Дударик поднес к губам свою дудочку и сыграл на ней коротко, словно одну фразу произнес. Аринка прислушалась и сказала нерешительно:

— Будто ты приветствуешь кого-то?

— Да, и ты слышишь, — кивнул мальчишка. — А если привыкнуть, так все понимать можно. Мы с дядькой Андреем уже знаешь как наловчились? Что угодно он мне сказать может, а я — ответить… и слов не надо.

— Так он что, тоже на дудочке играет? — изумилась Аринка. Андрея, играющего на дудочке, она совсем представить себе не могла.

— Нет… — покачал Дударик головой. — Это я на дудочке. В первый раз совсем случайно получилось. Я-то давно понял, что дудочкой говорить можно. Ну и когда, бывает, словами нельзя сказать, а душа просит, я так и говорю. Вот как-то раз сидел так же, как сейчас и… — Мальчишка засмущался, но признался: — Мамка меня в тот раз наказала зазря, не виноват я был. И так обидно стало, но нельзя же показать — мальчишки задразнят. Вот я и жаловался, чтобы никто не слышал. А дядька Андрей подошел и понял все. — Дударик улыбнулся. — Ну почти… всё мы уже потом с ним научились. А я тогда хотел и его научить на дудочке, ну чтобы и он мне отвечать мог, а он свистеть хорошо умеет — с переливами, щелчками разными. Если он захочет, то на его свист даже птицы откликаются.

— И о чем же вы беседуете?

— А! — Дударик махнул рукой. — Так просто болтаем.

— А все-таки о чем? Ну, к примеру, в последний раз?

— Ну я, например, говорю: «Хорошая погода, солнышко», — а дядька Андрей отвечает: «Жарко, в доспехе свариться можно». Я ему: «Так хорошо же, ни дождя, ни грязи», — а он говорит: «От нужников воняет».

Аринка прыснула, представив этот разговор, да и Дударик засмеялся.

— Да? И как же по-вашему будет нужник?

— Никак, я ж тебе говорю — мы не словами разговариваем… — Дударик умолк, затрудняясь объяснить свои ощущения. — Тут чувствовать надо. Вот ты же почувствовала, что я приветствую кого-то.

— Да, свистел ты приветливо, — улыбнулась Аринка. — Словно увидел кого-то, кто тебе мил… И что же, вы так о чем угодно говорить можете?

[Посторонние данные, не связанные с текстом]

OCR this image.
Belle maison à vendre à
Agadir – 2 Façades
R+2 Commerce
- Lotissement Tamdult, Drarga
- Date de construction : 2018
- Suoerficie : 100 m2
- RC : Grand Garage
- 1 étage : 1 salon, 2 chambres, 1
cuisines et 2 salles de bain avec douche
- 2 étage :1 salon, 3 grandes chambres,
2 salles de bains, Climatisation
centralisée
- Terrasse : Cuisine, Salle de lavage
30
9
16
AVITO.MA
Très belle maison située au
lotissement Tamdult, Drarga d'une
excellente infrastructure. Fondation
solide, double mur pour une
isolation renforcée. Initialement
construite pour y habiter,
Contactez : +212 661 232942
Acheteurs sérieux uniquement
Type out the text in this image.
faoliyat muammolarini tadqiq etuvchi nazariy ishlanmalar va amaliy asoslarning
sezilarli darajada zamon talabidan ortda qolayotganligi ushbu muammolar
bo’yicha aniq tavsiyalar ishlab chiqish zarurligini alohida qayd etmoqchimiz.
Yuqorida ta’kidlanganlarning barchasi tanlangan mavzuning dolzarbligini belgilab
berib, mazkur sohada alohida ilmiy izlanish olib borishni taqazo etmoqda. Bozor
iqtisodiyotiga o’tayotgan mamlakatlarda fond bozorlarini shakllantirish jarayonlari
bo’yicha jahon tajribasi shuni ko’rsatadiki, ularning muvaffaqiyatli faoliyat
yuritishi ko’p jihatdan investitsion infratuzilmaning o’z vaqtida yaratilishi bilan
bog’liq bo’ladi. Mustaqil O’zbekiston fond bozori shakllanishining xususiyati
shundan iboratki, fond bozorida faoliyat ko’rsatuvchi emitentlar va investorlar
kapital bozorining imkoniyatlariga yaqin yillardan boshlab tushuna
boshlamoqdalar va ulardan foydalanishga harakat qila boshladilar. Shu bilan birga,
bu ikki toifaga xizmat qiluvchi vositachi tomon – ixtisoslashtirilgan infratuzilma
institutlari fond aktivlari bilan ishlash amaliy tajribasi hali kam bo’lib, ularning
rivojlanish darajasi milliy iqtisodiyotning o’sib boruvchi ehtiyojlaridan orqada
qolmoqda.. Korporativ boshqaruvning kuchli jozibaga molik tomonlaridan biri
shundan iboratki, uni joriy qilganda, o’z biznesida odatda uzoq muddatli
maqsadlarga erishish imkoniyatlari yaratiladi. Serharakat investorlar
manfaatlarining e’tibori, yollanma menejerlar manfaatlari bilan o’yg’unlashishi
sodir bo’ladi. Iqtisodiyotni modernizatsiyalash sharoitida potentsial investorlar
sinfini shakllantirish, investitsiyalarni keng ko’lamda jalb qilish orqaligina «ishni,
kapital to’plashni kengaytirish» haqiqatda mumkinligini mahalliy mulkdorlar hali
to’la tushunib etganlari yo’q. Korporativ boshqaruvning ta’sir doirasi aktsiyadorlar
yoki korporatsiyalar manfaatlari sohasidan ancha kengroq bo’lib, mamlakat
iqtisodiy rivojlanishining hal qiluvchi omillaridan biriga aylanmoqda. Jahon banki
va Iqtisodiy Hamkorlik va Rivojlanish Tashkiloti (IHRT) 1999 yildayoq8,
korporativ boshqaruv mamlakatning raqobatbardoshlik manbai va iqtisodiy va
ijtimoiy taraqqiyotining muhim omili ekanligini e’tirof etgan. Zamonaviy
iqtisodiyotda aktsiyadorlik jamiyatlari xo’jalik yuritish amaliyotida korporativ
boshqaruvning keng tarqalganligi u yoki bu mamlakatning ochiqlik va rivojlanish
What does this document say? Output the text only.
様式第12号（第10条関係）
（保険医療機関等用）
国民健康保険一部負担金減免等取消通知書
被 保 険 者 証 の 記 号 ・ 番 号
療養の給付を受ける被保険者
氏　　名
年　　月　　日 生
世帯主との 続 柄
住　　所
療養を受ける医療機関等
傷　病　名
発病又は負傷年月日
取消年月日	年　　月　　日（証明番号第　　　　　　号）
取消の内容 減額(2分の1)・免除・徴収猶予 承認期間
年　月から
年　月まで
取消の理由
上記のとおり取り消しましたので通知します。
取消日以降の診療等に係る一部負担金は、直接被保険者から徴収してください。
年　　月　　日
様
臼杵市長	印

— Ага! Мне вот бабушка покойная рассказывала, что у древлян все воины умели свистом разговаривать. Враг по лесу идет, думает, это птицы поют, а на самом деле это древляне между собой перекликаются. Воеводу, который это придумал, Соловьем прозвали.

— Молодец, Дударик, здорово ты рассказываешь, только… — Аринка замялась, — этому все могут научиться? А я смогу?

— Вообще-то не все, — мальчишка погрустнел. — Мало кто может. Больше всего просто что-то улавливают, но мало совсем. Тут ведь такое дело… тут не умом понимать, а нутром ощущать надо. На всю воинскую школу чуть более десятка, наверно, наберется, даже музыканты не все могут. А есть еще такие, кому медведь на ухо наступил. Для них даже музыка — просто шум. А еще такие есть…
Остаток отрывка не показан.